Almost no one is hiring in the oil industry

“The issue is one of uncertainty, of whether there’s a job out there,” said Tobias Read of Swift Worldwide Resources in a phone interview. “For seven years, there was a shortage of staff. Now for the first time, there’s a surplus. Currently almost no one is hiring.”

Petroleum engineer Dipankar Das has heard from many friends across the industry as layoffs in the O&G industry became the norm across Australia.

“You get all these skills, all these projects that have been completed over the years, and then all of a sudden it’s over,” said Das, who has worked in Australia for seven years. “It’s disappointing, but what can you do?”

Global oil industry slowdown

BP and Royal Dutch Shell have already announced cuts of over $40 billion and said they’re ready to tighten further if oil prices doesn’t recover soon.

Analysts point out that Australia is hard hit, with a labor force already hurt by a major slowdown in the coal mining industry.

Energy firms such as BG Group and Woodside Petroleum, which are spending $70 billion to build natural gas export plants in Australia, are having to delay or postpone most of those projects, leaving workers without jobs.

In Brazil, a graft scandal at state-run Petroleo Brasileiro has deepened the downturn in the energy sector.
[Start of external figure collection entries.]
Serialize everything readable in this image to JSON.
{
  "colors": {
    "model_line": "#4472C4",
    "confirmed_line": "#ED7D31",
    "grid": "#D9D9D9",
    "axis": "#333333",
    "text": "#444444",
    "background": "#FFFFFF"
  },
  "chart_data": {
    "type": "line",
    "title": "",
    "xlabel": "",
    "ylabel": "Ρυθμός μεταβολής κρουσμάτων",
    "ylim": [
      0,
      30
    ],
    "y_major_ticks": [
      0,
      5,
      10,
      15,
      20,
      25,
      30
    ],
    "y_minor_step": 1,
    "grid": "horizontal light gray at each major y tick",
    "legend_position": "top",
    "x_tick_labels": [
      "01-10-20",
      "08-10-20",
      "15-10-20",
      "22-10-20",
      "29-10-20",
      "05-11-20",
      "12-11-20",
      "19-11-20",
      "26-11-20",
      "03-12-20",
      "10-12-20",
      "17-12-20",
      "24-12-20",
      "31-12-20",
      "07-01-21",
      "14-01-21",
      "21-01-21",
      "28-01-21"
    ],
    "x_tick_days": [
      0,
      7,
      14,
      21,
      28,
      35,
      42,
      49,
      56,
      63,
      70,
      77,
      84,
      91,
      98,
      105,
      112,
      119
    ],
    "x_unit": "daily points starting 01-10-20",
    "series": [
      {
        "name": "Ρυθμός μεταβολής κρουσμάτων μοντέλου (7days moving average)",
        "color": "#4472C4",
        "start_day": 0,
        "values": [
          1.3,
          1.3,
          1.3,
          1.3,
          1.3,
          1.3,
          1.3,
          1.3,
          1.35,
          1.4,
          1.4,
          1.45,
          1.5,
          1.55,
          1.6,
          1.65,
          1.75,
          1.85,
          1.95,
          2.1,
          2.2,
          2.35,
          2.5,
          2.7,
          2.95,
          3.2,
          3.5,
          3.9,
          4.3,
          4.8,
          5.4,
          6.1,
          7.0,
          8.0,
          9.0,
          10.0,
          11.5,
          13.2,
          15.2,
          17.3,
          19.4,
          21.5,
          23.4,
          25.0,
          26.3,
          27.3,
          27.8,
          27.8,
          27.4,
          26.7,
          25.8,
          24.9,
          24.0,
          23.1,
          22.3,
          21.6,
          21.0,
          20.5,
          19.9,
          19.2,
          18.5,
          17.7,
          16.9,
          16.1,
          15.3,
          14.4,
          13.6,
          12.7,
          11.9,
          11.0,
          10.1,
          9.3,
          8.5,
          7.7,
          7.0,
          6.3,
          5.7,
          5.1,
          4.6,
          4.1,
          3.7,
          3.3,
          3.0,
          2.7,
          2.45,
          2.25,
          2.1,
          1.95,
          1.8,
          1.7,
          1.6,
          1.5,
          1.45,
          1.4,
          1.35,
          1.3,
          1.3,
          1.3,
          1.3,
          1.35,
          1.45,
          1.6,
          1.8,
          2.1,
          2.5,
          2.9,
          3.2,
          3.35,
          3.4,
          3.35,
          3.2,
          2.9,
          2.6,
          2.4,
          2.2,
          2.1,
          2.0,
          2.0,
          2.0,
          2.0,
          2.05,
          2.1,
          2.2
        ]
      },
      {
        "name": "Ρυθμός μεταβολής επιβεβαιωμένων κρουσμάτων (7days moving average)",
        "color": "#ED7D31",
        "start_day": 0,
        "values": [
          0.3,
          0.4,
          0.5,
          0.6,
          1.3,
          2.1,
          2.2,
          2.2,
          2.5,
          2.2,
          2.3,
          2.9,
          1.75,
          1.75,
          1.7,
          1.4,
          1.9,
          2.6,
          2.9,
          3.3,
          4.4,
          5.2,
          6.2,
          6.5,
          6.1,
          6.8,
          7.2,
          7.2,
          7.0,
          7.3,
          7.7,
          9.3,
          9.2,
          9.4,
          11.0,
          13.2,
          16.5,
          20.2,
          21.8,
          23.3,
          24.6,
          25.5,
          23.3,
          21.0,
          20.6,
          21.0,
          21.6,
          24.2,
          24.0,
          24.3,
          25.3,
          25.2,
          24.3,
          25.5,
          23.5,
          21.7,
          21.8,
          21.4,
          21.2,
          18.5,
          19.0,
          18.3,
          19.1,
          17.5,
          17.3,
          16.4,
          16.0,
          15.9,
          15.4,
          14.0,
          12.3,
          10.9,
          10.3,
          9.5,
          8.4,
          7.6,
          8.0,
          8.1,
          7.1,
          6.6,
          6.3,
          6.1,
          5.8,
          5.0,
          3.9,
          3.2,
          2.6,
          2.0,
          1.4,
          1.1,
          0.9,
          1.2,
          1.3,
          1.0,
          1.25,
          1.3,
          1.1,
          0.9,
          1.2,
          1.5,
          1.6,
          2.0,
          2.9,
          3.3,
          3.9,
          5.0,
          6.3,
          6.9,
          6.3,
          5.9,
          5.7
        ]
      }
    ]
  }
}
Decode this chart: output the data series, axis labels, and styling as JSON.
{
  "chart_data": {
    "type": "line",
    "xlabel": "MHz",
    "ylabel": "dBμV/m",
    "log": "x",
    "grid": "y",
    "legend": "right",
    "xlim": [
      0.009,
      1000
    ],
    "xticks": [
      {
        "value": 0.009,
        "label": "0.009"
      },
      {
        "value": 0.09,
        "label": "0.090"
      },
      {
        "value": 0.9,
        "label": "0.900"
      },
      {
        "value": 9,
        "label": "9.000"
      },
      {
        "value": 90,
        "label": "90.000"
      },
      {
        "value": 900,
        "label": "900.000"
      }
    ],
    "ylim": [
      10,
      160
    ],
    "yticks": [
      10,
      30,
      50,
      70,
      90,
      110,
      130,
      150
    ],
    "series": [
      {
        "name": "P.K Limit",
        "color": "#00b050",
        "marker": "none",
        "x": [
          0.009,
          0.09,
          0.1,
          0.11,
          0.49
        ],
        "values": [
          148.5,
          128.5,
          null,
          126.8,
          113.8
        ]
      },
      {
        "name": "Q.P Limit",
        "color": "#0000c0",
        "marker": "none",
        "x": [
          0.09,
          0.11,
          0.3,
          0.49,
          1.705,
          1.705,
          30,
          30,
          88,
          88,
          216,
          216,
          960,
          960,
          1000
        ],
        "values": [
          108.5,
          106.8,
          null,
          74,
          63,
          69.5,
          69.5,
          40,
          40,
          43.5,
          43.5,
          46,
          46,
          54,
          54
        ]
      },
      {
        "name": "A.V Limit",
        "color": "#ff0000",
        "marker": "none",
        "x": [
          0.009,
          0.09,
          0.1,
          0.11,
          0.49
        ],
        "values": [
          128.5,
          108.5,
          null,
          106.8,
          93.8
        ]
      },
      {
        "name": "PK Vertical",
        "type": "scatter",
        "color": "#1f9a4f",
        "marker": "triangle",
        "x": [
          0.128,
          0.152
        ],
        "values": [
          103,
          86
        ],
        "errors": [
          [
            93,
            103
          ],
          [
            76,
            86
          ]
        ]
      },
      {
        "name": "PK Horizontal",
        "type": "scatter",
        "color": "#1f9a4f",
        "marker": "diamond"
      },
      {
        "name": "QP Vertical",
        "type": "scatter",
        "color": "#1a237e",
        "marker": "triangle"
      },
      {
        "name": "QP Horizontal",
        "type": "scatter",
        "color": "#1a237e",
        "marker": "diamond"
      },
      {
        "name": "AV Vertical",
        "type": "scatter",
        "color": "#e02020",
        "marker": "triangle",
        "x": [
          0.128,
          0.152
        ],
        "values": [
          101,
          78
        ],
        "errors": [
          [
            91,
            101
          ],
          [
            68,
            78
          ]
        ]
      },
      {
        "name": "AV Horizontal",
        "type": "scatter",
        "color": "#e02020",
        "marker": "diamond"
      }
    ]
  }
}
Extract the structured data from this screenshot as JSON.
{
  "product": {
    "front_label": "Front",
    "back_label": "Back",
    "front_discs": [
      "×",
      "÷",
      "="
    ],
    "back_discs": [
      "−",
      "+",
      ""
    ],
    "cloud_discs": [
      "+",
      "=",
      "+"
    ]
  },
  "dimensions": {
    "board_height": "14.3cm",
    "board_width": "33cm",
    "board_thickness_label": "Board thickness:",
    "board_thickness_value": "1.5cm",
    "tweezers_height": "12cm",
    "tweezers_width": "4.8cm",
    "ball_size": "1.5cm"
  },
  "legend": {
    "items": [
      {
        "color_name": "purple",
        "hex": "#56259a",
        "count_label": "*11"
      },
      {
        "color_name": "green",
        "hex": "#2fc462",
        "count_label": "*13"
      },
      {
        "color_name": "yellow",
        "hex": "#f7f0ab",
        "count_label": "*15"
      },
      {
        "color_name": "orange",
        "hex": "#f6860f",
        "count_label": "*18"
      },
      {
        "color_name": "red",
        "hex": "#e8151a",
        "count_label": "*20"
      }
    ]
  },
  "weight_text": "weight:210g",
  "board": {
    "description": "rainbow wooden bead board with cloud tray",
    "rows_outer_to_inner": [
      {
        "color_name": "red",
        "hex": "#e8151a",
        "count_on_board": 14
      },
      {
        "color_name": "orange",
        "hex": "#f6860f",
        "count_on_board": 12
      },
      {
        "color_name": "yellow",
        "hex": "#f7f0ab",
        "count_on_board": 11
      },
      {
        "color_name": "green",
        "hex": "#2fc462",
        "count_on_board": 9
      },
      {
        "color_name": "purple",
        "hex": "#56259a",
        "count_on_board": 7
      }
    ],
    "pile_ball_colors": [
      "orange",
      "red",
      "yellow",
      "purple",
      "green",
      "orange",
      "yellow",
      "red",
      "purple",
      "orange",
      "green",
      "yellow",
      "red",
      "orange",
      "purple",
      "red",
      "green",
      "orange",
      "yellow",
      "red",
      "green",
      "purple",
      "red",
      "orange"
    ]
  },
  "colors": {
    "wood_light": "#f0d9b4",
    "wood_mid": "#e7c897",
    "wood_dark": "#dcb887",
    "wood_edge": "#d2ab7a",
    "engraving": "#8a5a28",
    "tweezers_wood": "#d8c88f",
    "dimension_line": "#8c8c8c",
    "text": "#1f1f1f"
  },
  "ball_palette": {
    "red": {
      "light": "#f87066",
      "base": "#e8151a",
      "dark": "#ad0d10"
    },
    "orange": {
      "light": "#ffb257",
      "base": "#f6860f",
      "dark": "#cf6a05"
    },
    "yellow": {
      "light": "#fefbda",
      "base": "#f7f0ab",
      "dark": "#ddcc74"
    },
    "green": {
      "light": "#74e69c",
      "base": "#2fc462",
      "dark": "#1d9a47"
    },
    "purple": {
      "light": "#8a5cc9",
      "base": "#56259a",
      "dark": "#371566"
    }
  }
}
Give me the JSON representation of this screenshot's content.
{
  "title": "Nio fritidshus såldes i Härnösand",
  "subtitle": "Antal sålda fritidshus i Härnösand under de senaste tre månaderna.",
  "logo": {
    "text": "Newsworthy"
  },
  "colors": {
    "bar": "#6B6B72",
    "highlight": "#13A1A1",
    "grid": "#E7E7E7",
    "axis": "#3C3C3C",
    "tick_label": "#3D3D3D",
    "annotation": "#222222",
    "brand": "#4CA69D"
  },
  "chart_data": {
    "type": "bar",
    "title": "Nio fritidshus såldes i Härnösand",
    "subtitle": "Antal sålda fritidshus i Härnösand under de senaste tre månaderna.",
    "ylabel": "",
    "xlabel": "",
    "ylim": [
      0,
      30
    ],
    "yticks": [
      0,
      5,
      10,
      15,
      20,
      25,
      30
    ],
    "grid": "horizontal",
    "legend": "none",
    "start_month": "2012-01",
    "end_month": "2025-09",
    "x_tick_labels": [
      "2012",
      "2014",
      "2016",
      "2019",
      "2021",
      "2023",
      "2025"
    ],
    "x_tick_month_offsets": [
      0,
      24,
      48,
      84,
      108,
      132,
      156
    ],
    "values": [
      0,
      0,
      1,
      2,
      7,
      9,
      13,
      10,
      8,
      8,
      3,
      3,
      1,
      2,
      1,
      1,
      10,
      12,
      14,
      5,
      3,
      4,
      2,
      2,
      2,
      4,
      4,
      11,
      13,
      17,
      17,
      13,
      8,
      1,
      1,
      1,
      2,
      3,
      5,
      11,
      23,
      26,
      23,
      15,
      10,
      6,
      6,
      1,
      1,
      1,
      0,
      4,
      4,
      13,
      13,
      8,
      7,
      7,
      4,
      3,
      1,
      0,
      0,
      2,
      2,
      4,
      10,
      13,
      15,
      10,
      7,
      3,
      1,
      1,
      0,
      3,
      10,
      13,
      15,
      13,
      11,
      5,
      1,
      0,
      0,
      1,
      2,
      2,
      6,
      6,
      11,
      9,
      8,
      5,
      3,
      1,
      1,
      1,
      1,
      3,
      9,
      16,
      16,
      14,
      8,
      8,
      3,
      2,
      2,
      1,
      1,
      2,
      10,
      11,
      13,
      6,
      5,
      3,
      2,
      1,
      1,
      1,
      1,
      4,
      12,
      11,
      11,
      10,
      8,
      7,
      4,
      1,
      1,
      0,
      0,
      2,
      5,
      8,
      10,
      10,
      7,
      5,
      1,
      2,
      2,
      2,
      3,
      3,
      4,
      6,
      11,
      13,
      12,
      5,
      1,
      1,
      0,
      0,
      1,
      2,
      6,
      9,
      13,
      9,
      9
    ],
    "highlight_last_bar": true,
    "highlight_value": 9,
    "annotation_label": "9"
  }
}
Most of Brazil’s untapped resources are in the Campos basin, a formation below wide layers of salt that make drilling expensive and risky.

The uncertainty has led to the halting of development projects in Macae, a city northeast of Rio de Janeiro. International schools are shutting down as employees leave, and tax revenues related to oil this year may be cut in half, noted Joao Manuel Alvitos, the city’s planning secretary.

The Mexican oil industry is also in turmoil. At the end of 2013, Mexico took steps to end a seven-decade sate-run monopoly on oil production, expecting massive investment from the big oil companies.

Petroleos Mexicanos has promised to protect its 153,000 worker, but the firm began cutting contracts and purchases this year in a bid to reduce expense by up to $3 billion. That plan has left as many as 8,000 workers, without jobs, pointed out Gonzalo Hernandez, chief of Ciudad Del Carmen’s Economic Development Chamber in the state of Campeche.